Эти девочки жили в нарочитом аскетизме, в «потребительском воздержании», не отказывая себе только в одной роскоши — в общении, в «наших бесконечных вечерах». Интимность этих вечеров, теплота и тревожная напряженность отношений, чувство собственной значительности, центральности — под этим «наркозом общения» Ульрика Майнхоф только и могла жить.

«Ульрика, — вспоминает школьная подруга, — была центром нашего кружка, нашим оракулом.

В ней была скрытая мятежность духа, — наверное, в этом была тайна власти над нами вовсе не тщеславной и очень мягкой девочки, уступчивой во всем, кроме тех идеалов, в которые она верила. Для меня в дружбе с ней был тогда смысл жизни, дуновение чего-то возвышенного и печального; и нюанс запрещенного, и знак подлинности, в „подлинности“ была тогда наша гордость, наша главная жизненная мера».

В 1955 году Ульрика поступила в Марбургский университет. Она изучала педагогику и психологию, факультативно — историю искусств, но никогда — социологию, политику, право: эти предметы были ей скучны и давались хуже.

По воспоминаниям сокурсников, ее политическая левизна сводилась тогда к протесту против атомного оружия и сентиментальному предпочтению Восточной Европы — традиционной, романтичной, страдающей — преуспевающей Америке.

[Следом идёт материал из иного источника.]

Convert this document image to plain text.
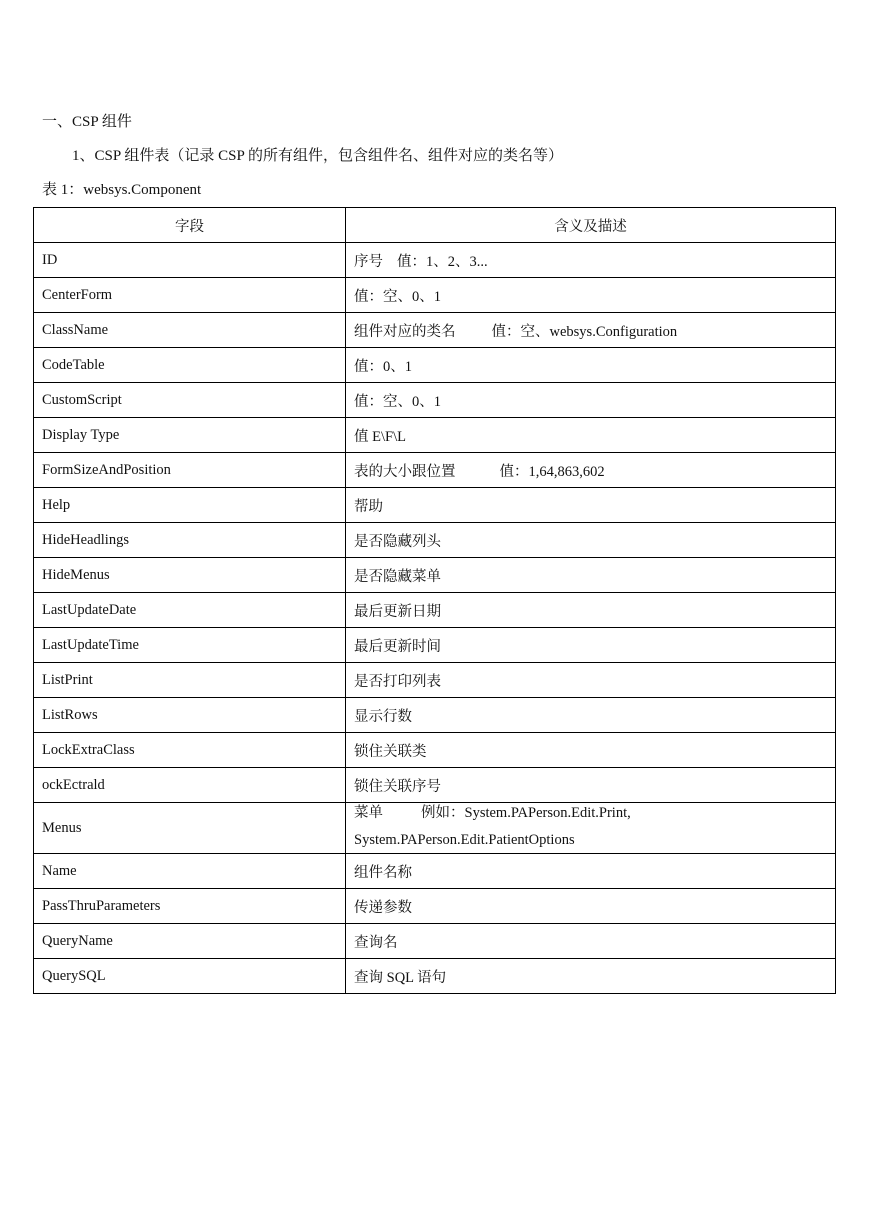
一、CSP 组件
1、CSP 组件表（记录 CSP 的所有组件，包含组件名、组件对应的类名等）
表 1：websys.Component
字段	含义及描述
ID	序号 值：1、2、3...
CenterForm	值：空、0、1
ClassName	组件对应的类名 值：空、websys.Configuration
CodeTable	值：0、1
CustomScript	值：空、0、1
Display Type	值 E\F\L
FormSizeAndPosition	表的大小跟位置 值：1,64,863,602
Help	帮助
HideHeadlings	是否隐藏列头
HideMenus	是否隐藏菜单
LastUpdateDate	最后更新日期
LastUpdateTime	最后更新时间
ListPrint	是否打印列表
ListRows	显示行数
LockExtraClass	锁住关联类
ockEctrald	锁住关联序号
Menus	菜单 例如：System.PAPerson.Edit.Print,
System.PAPerson.Edit.PatientOptions

Name	组件名称
PassThruParameters	传递参数
QueryName	查询名
QuerySQL	查询 SQL 语句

Подлинной духовной родиной Ульрики было в то время мистическое «Братство св. Михаила» — не секта и не орден, а что-то вроде интимного кружка, возродившего лютеровскую литургию и практику духовных упражнений. Одно время она думала о монастыре.

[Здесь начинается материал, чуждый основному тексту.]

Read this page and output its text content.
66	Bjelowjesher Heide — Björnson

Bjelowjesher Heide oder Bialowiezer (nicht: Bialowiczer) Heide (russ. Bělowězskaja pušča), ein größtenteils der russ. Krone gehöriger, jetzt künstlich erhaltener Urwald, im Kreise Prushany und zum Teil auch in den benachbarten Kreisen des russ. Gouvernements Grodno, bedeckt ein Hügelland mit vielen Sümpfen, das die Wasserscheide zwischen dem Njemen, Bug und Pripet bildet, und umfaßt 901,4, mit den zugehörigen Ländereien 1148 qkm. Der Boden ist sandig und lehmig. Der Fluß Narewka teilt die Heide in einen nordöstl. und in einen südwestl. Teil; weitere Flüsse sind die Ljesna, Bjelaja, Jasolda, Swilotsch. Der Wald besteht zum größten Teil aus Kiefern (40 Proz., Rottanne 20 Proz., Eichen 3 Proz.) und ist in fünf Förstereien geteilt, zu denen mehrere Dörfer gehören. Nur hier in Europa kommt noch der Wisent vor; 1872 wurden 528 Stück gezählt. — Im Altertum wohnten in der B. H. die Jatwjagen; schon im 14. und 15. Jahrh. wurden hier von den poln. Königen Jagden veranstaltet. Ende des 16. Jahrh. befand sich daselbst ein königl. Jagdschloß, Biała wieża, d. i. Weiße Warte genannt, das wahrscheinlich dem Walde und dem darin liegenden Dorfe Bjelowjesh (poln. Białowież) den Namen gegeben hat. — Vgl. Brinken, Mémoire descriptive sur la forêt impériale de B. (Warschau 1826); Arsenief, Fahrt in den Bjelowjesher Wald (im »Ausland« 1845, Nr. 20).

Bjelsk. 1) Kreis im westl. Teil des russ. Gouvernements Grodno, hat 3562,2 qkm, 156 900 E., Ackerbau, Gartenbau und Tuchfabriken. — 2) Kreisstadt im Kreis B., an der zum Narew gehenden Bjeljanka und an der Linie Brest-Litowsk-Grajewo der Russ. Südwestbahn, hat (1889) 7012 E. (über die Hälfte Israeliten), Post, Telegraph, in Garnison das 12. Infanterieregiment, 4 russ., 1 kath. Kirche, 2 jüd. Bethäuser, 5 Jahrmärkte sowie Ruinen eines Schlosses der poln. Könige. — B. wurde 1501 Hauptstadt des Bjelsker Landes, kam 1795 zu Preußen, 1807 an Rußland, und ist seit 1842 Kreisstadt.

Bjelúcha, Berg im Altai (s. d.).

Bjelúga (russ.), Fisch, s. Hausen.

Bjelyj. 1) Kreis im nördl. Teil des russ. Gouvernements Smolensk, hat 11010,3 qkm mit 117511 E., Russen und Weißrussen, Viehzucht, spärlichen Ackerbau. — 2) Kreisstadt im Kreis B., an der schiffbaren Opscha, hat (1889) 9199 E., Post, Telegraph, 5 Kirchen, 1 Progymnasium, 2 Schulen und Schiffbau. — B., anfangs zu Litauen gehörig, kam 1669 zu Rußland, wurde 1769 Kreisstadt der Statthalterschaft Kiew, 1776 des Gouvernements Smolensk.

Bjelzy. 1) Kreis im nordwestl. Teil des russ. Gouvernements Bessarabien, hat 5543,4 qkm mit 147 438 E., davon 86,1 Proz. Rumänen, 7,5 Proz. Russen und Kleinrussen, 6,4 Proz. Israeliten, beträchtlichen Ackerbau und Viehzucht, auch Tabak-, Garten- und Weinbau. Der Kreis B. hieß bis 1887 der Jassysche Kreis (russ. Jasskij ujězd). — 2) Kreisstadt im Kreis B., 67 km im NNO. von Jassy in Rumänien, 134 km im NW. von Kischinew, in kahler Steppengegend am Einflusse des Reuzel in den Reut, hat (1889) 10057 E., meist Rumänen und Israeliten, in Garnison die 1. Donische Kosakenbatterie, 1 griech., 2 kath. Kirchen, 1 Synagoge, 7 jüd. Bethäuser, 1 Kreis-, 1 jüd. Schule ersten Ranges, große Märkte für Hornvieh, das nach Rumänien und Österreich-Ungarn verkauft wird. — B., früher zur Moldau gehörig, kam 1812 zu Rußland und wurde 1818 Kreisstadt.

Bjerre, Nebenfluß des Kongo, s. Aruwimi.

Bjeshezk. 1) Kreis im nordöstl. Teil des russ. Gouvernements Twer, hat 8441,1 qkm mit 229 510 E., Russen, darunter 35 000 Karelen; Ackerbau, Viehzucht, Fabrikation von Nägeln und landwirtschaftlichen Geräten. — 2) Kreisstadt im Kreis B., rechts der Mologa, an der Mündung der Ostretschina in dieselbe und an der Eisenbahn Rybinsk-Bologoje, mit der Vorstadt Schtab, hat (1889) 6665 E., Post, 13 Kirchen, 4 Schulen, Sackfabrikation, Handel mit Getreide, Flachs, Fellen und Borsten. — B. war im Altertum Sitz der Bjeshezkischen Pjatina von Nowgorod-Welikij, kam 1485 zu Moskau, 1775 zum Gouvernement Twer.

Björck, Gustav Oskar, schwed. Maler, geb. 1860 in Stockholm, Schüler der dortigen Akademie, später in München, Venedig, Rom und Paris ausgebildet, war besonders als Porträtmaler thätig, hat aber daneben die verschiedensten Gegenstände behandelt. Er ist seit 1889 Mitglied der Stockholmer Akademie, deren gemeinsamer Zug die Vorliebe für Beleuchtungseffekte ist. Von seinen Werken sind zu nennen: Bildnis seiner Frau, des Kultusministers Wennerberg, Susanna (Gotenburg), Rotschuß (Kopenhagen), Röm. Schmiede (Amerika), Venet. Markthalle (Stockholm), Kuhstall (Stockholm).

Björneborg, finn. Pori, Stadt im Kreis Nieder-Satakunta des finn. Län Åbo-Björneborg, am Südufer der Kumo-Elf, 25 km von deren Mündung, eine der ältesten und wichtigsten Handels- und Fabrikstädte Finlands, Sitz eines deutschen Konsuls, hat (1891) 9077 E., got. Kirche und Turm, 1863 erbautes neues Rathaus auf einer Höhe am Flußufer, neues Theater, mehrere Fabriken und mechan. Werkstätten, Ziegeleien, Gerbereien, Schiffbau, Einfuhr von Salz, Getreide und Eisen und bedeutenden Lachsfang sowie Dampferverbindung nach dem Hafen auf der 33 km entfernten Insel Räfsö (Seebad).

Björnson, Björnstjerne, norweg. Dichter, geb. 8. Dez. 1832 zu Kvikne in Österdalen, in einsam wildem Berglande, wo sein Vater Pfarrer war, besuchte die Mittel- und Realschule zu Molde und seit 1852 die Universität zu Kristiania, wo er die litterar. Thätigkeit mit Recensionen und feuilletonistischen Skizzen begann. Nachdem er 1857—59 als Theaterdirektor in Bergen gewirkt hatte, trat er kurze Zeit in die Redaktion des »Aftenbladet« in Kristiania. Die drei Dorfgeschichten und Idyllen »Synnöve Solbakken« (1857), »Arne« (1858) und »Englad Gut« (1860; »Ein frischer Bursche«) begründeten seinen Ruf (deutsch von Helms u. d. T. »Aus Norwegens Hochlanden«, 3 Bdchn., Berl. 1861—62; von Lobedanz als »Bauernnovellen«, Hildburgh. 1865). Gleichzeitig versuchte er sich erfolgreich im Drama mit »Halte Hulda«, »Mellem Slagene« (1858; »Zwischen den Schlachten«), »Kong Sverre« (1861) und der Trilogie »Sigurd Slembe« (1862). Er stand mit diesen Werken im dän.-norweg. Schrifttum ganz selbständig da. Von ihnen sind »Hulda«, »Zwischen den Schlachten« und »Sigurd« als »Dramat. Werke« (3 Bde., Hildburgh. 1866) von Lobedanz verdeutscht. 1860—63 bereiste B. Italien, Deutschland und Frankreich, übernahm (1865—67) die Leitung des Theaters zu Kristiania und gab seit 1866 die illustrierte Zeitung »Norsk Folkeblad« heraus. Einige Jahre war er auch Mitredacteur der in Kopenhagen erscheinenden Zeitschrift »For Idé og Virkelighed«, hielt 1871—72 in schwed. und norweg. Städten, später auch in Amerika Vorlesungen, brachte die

В 1957 году Ульрика оставила Марбург и переехала в Мюнстер — католический город Вестфалии. В Мюнстерском университете она впервые втянулась в политическую активность — кампанию за разоружение, организованную «Комитетом против атомной смерти».

Как представитель мюнстерского студенчества на антивоенной конференции в Бонне, она могла познакомиться с самыми выдающимися людьми страны: например, с членами комитета Генрихом Альбертом и Вилли Брандтом. Одно из знакомств стало для нее роковым: редактор левого студенческого журнала «Конкрет» Клаус Райнер Рёль через несколько лет стал ее мужем. В отличие от Ульрики это был политик.

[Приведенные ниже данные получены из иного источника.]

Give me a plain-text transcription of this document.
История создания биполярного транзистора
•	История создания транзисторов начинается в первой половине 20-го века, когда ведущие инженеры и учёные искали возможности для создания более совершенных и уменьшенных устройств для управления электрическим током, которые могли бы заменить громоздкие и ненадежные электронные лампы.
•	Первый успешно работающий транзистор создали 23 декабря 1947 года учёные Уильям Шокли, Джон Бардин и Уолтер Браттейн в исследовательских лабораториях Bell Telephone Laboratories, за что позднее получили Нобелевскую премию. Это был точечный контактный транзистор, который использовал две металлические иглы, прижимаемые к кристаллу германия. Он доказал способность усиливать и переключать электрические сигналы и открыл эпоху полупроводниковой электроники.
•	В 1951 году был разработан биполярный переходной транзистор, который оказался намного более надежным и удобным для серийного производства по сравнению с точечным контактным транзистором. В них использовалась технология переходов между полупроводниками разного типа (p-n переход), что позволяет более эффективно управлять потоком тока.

Ульрика Майнхоф в тюрьме, 1975 год.
Ульрика Майнхоф в тюрьме, 1975 год.

Оставаясь «в душе» школьницей, мечтающей о романтическом подвиге, Ульрика Майнхоф стала ведущим автором «Конкрета». Жена азартного и умелого политика и журналиста, сама ведущий журналист сенсационного журнала, по мнению некоторых, «первое перо Германии», она — автор дерзких открытых писем иранской шахине и Штраусу.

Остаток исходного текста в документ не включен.